Friday, May 04, 2012
Book #13
About 19 years ago I took a short story course with Phil Stevick at Temple University. I was getting my first Master's--it was a peculiar hybrid of academic MA and fiction MFA. Stevick's class was centered on the modern short story, particularly inovators of the 20th century. I was turned on to Calvino, Garcia-Marquez, Borges, Gordimer, Coetzee; this was a mesmerizing course. We were tasked with finding a new potentially important writer who might make a mark on the pantheon some day. I found, via a brief NPR story, a young Native American named Sherman Alexie. The Lone Ranger and Tonto Fist Fight in Heaven had just come out. I read it and critiqued it for the class. I don't recall what I said, and likely could no longer even use that jargon any more. I know I panned the book a bit. It was too precious, too contrived, too redolent of "writer's workshop"--whatever.But there was a spark, an appealing potential...
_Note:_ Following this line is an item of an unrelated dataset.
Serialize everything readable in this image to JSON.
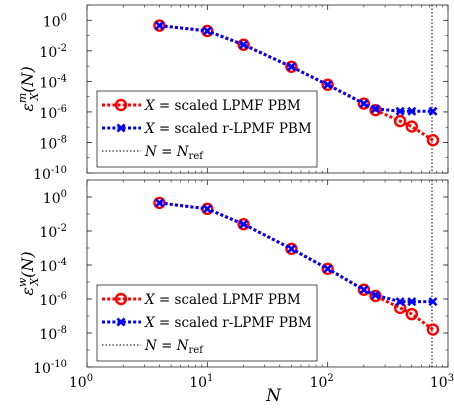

So nearly 20 years later I find The Absolutely True Diary of a Part-Time Indian in the latest Donor's Choose addition to my classroom library. Home run! I love the voice, the authenticity, the portrait of a young man going through his early teens with all the requisite suffering that age entails, coupled with all the requisite suffering that age entails growing up on the rez. It's funny and sad and full of touching flourishes. I already know which students I'm going to recommend read it.